Driving up on the Alaska Highway a few weeks ago, we saw more than 20 bears. All of them were feeding along the wide right-of-way, particularly where dandelions grew. Several times we saw bears stretched out, seemingly wallowing in thick patches of dandelions. Prostrate, the bruins plucked the yellow blooms and stems with their mouths.

A mile upriver from our Outpost, we found an open bench of ground grubbed by a grizzly. The torn earth resembled the workings of a drunken rototiller operator. The bear had been digging the starchy root of bear root (Hedysarum alpinum).

When I stroll through carpets of bright flowers, their tenacity to thrive in extremes combined with their beauty settles sputterings of my soul.

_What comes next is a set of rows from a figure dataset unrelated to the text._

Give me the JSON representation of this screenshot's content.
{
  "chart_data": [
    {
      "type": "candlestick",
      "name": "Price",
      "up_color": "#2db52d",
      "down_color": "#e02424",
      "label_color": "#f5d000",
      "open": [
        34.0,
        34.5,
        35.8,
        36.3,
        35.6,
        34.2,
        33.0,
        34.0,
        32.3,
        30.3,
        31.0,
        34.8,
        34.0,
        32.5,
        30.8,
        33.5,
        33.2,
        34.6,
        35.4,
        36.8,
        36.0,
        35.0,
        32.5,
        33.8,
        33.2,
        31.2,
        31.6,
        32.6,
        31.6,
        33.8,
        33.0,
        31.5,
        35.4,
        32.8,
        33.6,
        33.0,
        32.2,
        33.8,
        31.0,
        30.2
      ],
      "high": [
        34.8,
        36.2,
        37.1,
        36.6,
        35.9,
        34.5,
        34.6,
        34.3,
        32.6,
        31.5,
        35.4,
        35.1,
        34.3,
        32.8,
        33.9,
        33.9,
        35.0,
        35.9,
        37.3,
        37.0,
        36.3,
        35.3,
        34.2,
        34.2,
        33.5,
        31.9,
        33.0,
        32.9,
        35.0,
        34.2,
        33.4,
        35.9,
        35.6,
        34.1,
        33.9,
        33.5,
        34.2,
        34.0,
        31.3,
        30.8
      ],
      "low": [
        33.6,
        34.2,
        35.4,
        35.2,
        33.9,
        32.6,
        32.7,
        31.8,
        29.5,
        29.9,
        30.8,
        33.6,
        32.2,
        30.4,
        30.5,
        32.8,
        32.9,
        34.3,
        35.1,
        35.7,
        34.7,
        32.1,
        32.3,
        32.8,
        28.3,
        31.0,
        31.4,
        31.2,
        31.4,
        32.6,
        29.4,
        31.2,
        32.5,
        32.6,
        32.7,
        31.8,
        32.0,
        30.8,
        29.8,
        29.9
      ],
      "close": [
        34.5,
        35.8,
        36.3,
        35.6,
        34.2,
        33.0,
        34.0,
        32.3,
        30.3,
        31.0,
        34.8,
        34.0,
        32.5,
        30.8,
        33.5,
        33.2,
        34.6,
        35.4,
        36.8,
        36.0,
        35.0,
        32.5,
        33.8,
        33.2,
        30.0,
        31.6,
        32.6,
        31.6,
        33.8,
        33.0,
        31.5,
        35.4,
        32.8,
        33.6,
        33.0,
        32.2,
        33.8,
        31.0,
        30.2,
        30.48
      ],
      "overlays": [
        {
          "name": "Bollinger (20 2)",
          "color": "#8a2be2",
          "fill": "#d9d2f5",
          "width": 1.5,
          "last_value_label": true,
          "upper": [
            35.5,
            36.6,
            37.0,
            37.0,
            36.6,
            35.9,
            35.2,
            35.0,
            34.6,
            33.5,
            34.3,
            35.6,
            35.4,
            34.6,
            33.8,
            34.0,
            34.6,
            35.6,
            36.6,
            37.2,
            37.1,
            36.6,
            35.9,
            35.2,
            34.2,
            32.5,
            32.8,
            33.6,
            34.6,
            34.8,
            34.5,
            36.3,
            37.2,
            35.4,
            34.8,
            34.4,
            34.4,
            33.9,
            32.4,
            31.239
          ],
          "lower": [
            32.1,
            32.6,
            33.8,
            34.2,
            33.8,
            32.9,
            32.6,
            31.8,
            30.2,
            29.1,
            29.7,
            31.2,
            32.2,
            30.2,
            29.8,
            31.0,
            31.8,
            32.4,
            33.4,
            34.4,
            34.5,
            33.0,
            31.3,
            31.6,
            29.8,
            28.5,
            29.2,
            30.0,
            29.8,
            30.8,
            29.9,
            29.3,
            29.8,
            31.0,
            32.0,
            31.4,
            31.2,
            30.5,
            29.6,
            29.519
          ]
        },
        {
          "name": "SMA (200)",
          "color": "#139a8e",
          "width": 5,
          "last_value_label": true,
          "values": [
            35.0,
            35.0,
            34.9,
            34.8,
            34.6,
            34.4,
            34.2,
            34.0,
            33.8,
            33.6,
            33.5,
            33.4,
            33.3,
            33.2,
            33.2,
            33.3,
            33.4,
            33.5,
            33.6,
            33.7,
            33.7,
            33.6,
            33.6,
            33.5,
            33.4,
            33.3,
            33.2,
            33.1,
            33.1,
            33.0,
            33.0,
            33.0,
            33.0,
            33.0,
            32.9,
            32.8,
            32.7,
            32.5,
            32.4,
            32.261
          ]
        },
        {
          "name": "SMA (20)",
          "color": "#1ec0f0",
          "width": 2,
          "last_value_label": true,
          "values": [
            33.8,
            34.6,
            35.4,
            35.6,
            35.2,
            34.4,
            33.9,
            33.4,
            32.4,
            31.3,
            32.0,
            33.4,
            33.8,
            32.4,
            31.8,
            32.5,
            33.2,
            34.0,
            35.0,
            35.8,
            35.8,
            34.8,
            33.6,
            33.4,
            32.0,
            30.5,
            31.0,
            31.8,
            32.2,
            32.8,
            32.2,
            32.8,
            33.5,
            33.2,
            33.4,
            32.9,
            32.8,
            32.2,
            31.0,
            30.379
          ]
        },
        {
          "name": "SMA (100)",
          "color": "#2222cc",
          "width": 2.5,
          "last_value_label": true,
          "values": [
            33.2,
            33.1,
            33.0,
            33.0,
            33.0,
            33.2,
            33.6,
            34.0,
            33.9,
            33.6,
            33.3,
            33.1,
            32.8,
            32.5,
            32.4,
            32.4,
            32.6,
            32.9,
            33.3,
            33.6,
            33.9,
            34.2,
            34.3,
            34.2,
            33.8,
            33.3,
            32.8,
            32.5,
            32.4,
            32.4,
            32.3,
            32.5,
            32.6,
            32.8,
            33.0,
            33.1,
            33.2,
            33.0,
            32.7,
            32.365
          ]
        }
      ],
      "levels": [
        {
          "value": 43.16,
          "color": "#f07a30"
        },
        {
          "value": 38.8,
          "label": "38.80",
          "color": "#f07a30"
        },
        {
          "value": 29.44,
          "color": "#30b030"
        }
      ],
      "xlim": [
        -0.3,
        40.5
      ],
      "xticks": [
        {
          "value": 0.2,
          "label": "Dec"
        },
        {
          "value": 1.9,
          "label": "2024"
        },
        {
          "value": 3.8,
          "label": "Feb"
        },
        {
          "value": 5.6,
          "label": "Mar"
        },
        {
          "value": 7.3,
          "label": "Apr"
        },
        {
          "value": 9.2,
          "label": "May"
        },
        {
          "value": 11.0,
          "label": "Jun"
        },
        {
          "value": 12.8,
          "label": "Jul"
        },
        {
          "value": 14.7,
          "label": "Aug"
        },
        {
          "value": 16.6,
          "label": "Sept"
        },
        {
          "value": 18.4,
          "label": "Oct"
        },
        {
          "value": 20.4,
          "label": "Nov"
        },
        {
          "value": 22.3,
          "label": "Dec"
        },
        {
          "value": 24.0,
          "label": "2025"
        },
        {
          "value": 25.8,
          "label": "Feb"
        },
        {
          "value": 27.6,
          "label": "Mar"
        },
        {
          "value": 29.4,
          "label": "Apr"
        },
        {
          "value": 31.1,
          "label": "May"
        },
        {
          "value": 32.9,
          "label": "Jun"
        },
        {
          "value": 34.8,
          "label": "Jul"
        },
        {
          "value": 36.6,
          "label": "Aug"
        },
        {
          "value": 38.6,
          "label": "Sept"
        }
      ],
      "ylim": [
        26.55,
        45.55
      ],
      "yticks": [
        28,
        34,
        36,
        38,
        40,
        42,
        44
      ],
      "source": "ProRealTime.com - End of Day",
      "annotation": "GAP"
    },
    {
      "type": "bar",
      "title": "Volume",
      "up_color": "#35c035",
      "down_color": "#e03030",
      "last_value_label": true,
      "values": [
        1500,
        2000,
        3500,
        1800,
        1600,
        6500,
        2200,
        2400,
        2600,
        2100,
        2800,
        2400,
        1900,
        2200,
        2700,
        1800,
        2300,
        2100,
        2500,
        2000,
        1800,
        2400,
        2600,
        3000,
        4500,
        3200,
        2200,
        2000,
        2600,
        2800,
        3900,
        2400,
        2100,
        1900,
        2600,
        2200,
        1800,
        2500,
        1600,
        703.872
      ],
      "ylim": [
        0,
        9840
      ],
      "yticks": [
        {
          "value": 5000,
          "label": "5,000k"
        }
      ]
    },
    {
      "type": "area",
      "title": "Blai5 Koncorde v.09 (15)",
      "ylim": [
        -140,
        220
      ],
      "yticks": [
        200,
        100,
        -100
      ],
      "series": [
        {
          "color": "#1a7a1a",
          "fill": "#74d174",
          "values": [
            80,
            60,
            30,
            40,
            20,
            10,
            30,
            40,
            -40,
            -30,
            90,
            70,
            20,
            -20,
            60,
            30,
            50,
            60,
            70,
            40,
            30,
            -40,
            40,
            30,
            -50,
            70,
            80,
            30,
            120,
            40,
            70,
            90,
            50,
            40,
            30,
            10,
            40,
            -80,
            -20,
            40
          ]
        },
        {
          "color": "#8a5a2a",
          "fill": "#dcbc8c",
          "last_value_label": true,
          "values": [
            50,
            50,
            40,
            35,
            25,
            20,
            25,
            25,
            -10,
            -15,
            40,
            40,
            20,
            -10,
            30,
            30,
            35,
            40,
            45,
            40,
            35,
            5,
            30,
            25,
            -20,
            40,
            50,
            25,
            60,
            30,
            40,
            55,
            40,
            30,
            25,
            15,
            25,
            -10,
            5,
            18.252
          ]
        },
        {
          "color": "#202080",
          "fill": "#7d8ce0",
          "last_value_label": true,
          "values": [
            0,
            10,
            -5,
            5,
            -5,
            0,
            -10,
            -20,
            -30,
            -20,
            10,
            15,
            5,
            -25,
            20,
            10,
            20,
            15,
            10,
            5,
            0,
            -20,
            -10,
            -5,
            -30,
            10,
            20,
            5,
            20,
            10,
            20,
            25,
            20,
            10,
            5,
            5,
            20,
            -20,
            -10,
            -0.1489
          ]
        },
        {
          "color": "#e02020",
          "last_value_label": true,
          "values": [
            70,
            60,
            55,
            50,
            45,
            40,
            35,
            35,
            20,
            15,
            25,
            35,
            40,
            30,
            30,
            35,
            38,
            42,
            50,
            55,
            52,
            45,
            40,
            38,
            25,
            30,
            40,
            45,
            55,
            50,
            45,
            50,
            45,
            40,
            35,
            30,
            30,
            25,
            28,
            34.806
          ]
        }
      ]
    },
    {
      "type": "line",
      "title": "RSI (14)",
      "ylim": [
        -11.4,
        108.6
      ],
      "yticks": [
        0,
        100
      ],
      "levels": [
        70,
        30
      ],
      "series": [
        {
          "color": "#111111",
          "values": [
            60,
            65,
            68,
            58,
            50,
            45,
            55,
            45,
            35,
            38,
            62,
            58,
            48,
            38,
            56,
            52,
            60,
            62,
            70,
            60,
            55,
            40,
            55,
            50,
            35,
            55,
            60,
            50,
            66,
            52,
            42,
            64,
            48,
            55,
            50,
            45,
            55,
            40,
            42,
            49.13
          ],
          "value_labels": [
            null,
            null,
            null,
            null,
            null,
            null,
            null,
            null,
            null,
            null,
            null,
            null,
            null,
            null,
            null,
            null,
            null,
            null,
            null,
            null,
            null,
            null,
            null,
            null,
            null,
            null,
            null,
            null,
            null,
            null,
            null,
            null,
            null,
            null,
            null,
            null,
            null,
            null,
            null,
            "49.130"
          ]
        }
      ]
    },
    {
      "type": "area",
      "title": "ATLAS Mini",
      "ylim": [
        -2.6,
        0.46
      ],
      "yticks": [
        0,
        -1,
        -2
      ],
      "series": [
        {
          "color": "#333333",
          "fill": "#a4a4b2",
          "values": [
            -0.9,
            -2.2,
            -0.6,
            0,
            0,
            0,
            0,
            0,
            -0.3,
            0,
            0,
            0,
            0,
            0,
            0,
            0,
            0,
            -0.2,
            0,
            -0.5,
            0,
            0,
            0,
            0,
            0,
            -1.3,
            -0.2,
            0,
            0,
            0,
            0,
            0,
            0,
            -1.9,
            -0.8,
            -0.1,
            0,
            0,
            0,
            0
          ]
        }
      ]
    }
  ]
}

And when I walk in bear country fear and humility play a duet in my heart.

Without the perpetual march of human progress and insatiable growth this wild landscape remains, for the time being, speckled with flowers, home to grizzly bears and awash in a sea of silence.

With the final adjustments made, I am nearing a complete tune up.

 

(Note the grizzly photo shows a bear feasting on dandelions, not bear root. He was feeding less than a mile upriver from the Outpost.)